Türk Adalet Bakanına ve adli makamlara seslenen Ocak, “Şubat ayından bu yana nerede oldukları bilinmeyen Yasin Ugan, Özgür Kaya, Erkan Irmak ve Salim Zeybek’in kaçırılma vakalarının etkin bir biçimde ve maddi gerçeği açığa çıkartacak şekilde soruşturulmasını sağlama görevinizi yerine getirin” diye belirtti. Ocak, hala kendilerinden herhangi bir haber alınamayan Yılmaz ve Türkmen’in akıbetinin bir an önce açıklanmasını istedi.

‘Bu işin peşini bırakın’
Abdurrahim Demir’in askerliğini bitirdikten sonra 17 Ağustos 1995 tarihinde Mardin’in Ömerli ilçesindeki evinden, Adana’daki akrabalarının yanına gitmek için yola çıktığını dile getiren Ocak, Mardin Kızıltepe Şavalet noktasında kimlik kontrolü için durdurulan otobüsten indirilen Demir’in, askerlerce gözaltına alındığını söyledi.

Tanıkların Demir ailesine, çocuklarının Şavalet Jandarma Karakolu’na götürüldüğü söylendiğini ifade eden Ocak, karakola giden aileye “Biz böyle birini almadık” cevabı verildiğini belirtti.
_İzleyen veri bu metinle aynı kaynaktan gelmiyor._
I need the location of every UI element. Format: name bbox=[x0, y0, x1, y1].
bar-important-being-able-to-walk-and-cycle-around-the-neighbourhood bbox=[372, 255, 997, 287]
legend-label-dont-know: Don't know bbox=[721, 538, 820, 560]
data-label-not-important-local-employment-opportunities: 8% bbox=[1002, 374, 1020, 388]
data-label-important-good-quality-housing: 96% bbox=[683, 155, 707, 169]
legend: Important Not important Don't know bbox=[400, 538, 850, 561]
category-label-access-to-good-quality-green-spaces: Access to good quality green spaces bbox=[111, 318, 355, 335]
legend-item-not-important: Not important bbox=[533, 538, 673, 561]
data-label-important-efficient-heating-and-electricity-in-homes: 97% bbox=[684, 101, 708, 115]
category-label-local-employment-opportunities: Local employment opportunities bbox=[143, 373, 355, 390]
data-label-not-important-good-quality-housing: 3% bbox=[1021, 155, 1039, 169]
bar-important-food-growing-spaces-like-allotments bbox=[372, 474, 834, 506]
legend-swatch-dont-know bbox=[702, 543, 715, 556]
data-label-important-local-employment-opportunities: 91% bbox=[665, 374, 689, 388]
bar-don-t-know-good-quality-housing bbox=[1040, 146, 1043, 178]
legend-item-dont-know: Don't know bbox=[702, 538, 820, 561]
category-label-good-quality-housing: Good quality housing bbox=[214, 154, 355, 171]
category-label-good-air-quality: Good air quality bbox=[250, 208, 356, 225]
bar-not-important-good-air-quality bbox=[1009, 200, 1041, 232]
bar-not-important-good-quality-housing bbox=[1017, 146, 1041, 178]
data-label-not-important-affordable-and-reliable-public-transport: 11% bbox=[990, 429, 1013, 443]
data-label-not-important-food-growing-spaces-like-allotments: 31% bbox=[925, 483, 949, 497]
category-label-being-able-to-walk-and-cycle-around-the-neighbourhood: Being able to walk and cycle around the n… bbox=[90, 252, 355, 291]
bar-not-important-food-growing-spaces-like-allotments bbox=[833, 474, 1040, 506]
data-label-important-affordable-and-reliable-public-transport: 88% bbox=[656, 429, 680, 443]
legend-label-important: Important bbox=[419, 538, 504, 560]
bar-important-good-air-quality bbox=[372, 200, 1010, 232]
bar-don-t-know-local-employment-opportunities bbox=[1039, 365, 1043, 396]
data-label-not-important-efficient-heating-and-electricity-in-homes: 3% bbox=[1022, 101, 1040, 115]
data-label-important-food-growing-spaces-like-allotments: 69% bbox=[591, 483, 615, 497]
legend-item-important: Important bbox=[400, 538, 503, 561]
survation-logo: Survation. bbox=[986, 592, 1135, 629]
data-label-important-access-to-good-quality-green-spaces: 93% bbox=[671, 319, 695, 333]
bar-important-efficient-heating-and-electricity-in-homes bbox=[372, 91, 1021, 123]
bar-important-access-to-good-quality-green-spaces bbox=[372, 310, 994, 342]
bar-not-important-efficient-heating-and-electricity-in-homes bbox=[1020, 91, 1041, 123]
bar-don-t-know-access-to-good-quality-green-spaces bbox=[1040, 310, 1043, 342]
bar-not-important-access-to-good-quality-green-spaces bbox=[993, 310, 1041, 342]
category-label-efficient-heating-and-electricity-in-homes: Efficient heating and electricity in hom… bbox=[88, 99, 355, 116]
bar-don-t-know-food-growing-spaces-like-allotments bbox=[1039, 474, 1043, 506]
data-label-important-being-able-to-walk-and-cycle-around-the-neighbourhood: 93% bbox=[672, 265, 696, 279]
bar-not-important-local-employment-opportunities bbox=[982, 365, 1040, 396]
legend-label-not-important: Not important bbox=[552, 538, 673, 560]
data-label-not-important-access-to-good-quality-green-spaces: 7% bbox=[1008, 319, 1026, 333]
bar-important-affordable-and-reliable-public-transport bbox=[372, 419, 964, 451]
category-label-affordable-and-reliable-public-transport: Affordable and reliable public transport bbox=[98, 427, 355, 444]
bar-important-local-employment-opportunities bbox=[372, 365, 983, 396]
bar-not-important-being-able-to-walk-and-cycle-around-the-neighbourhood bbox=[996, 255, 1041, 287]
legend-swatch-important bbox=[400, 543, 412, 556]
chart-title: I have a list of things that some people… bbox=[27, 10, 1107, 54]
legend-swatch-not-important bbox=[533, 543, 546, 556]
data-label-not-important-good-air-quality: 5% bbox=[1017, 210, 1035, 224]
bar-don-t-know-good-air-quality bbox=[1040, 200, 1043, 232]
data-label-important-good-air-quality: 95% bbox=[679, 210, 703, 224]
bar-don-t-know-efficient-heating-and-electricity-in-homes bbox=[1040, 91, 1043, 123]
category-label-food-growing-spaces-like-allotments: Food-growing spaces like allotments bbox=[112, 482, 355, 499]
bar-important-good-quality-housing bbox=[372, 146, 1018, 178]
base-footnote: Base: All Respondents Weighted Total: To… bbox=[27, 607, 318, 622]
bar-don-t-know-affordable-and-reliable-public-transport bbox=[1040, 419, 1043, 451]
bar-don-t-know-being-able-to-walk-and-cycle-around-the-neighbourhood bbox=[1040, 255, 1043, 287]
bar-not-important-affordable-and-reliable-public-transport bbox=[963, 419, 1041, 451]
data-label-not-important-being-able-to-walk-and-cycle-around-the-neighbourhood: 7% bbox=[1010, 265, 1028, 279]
Ocak, “Mardin Emniyeti ise ‘Abdurrahim pasaport çıkartıp, Fransa’ya garson olarak gitti’ açıklamasıyla gerçeğin üstünü kapatmaya çalıştı. Demir Ailesi ‘Bu işin peşini bırakın’ diye tehdit edildi” diyerek yapılan tüm girişimlerin sonuçsuz kaldığını ve Demir’den bir daha haber alınmadığını ifade etti.

‘Oğluma ne oldu’
Demir’in annesi Kesriye Demir’in 20 yıl boyunca “Oğluma ne oldu?” diye sorduğunu ve oğlunun akıbetini öğrenmeden yaşama veda ettiğini hatırlatan Ocak, 27 Ocak 2018’de Galatasaray Meydanı’nda yaşamını yitiren Mehmet Demir’in “Kardeşimi bulamadım, annemin yüzüne bakamıyorum” sözlerini hatırlattı. Anne ve ağabey Demir yerine Abdurrahim Demir’in akıbetini soran Ocak, Demir’in kaybedilmesinden sorumlu olanların yargılanmalarını ve cezalandırılmalarını istedi.

23 Şubat 1995’te gözaltında kaybedilen Murat Yıldız’ın annesi Hanife Yıldız da, kendilerinden uzun süre haber alınmayan ve geçtiğimiz günlerden 4’ünün gözaltında olduğu açıklanan 6 kişinin durumuna değindi. Polislere seslenen Yıldız, “Bu aradığımız adalet yarın öbür gün size de lazım olacak. İlk oturduğumuzda herkes için adalet dedik. ‘Siz kimsiniz de bizim için adalet istiyorsunuz’ dediler ama bugün bakın onlar da adalet arıyor” diye konuştu.

Akıbetini açıklayın
CHP Milletvekili Sezgin Tanrıkulu ise, gözaltından kaybedilen 6 kişi hakkında bilgi vererek, “Geçtiğimiz Pazartesi aileler aranarak gözaltında oldukları söylendi” dedi. Aile ve avukatların başvuruşlarının sonuçsuz kaldığını ifade eden Tanrıkulu, Avukatların şuana kadar gözaltında olduğu söylenen 4 kişi ile hiç görüşemediği bilgisini paylaştı. Ailelerin kısa bir süre yakınlarıyla görüşebildiğiniz sözlerine ekleyen Tanrıkulu, bu görüşme kapsamında ailelere hak aramamaları söylendiğini aktardı.

Tanrıkulu polislere, “Belki sizlerin zorla kaybedilmede bir rolünüz yok ama şu anda zorla kaybedileme suçuna ortak oluyorsunuz. Yarın öbür gün hiç bir siyasetçi ve amiriniz size sahip çıkmayacaktır” diyerek adalet bakanına da seslenerek soruşturmayı doğru yürütmeyen avukat ve ailelere kaba davranan savcıyı görevden alınmasını istedi.

Tanrıkulu, gözaltında olan 4 kişi ile ilgili bağımsız heyet oluşturarak sağlıklı bir muayenenin yapılmasını ve avukatların görüşmesinin önünün açılmasını talep etti. Tanrıkulu, kendilerinden hala haber alınamayan Yılmaz ve Türkmen’in akıbetinin açıklanmasını istedi.